Il merito è di due librai mantovani, Luca Nicolini e la moglie Carla Bernini, inventori del Festival divenuto modello, copiatissimo, di un rapporto diretto tra scrittori e lettori. “Tuttolibri” di sabato 1 settembre 2007, con l’autorevole firma di Giorgio Boatti, ha dedicato a questi ancora giovani amanti della lettura di libri che durano nel tempo, entrambi laureati all’Università di Bologna lui in storia e lei in filosofia, l’intera pagina VIII, con il simpatico titolo “Noi sul Nautilus con Strogoff e Tex”. Ma tutti gli organi di informazione si sono soffermati a lungo, in questi giorni, a parlare del festival come sapiente occasione per un invito alla lettura e all’approfondimento culturale. E tutti, indistintamente, hanno parlato anche di scacchi.
Nel fitto calendario di incontri si sono succeduti, nello straordinario scenario di piazze, cortili e palazzi della città di Virgilio e dei Gonzaga, i premi Nobel della letteratura Wole Soyinka e Orhan Pamuk, scrittori stranieri di successo, come Frank McCourt e David Grossman, autori italiani affermati, come Serena Vitale, Alberto Arbassino e Gianfranco Ravasi. E, oltre a ricordare il centenario della nascita di Astrid Lindgren, di Margherite Yourcenar, la scuola di Barbiana e don Milani, si è presentato il campione del mondo di scacchi del 1969, Boris Spasskij, per discutere, oltre che di scacchi, di “guerra fredda” con il giornalista Demetrio Volcic.

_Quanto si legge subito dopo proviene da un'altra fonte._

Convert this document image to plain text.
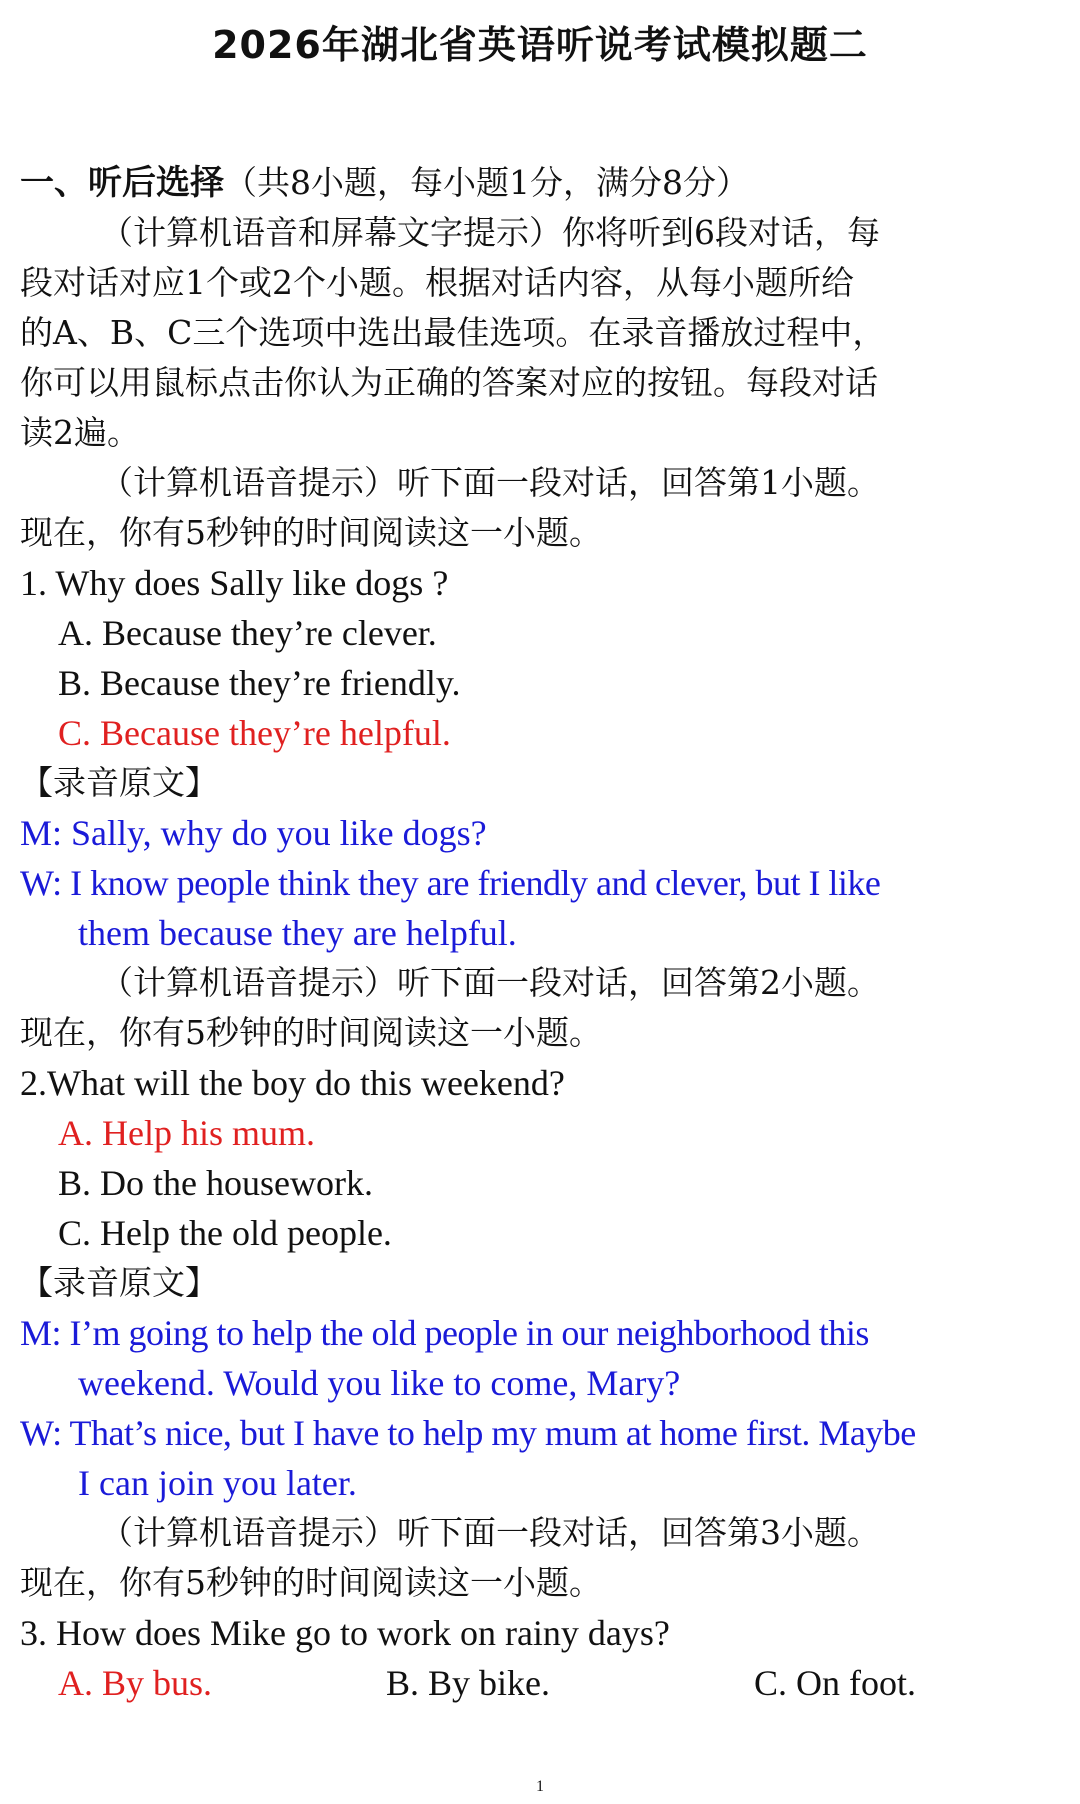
2026年湖北省英语听说考试模拟题二
一、听后选择（共8小题，每小题1分，满分8分）
（计算机语音和屏幕文字提示）你将听到6段对话，每
段对话对应1个或2个小题。根据对话内容，从每小题所给
的A、B、C三个选项中选出最佳选项。在录音播放过程中，
你可以用鼠标点击你认为正确的答案对应的按钮。每段对话
读2遍。
（计算机语音提示）听下面一段对话，回答第1小题。
现在，你有5秒钟的时间阅读这一小题。
1. Why does Sally like dogs ?
A. Because they’re clever.
B. Because they’re friendly.
C. Because they’re helpful.
【录音原文】
M: Sally, why do you like dogs?
W: I know people think they are friendly and clever, but I like
them because they are helpful.
（计算机语音提示）听下面一段对话，回答第2小题。
现在，你有5秒钟的时间阅读这一小题。
2.What will the boy do this weekend?
A. Help his mum.
B. Do the housework.
C. Help the old people.
【录音原文】
M: I’m going to help the old people in our neighborhood this
weekend. Would you like to come, Mary?
W: That’s nice, but I have to help my mum at home first. Maybe
I can join you later.
（计算机语音提示）听下面一段对话，回答第3小题。
现在，你有5秒钟的时间阅读这一小题。
3. How does Mike go to work on rainy days?
A. By bus.	B. By bike.	C. On foot.
1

Ancora, una simultanea di scacchi, nel cuore della città, con il campione russo contro battaglieri e illustri dilettanti che non hanno nascosto di amare il nobile gioco. In nessuna occasione un incontro di scacchi ha visto la presenza contemporaneamente di così tanti scrittori e artisti. In venti l’hanno raccolta e hanno cercato, insieme, di mettere in difficoltà il maestro, raro esempio di equilibrio in un campione sportivo. Leggiamo nelle pagine web del sempre ben informato sito “L’Italia scacchistica” che tra i giocatori c’erano gli scrittori Colum McCann, considerato dalla critica uno dei talenti più brillanti dell'attuale narrativa in lingua inglese; Antony Beevor, tra i più importanti storici mondiali; l’ormai affermato scrittore di successo Cristiano Cavina; il figlio di 11 anni di Tullio Avoledo, Francesco e il giornalista Stefano Salis, responsabile delle pagine culturali de “Il Sole 24 Ore”.
Un vero trionfo non solo per la letteratura, il giornalismo, la musica, il teatro, il cinema, le arti, ma anche per gli scacchi e per tutto ciò che indichiamo, assaporando qualcosa di straordinario, con la voce “cultura”.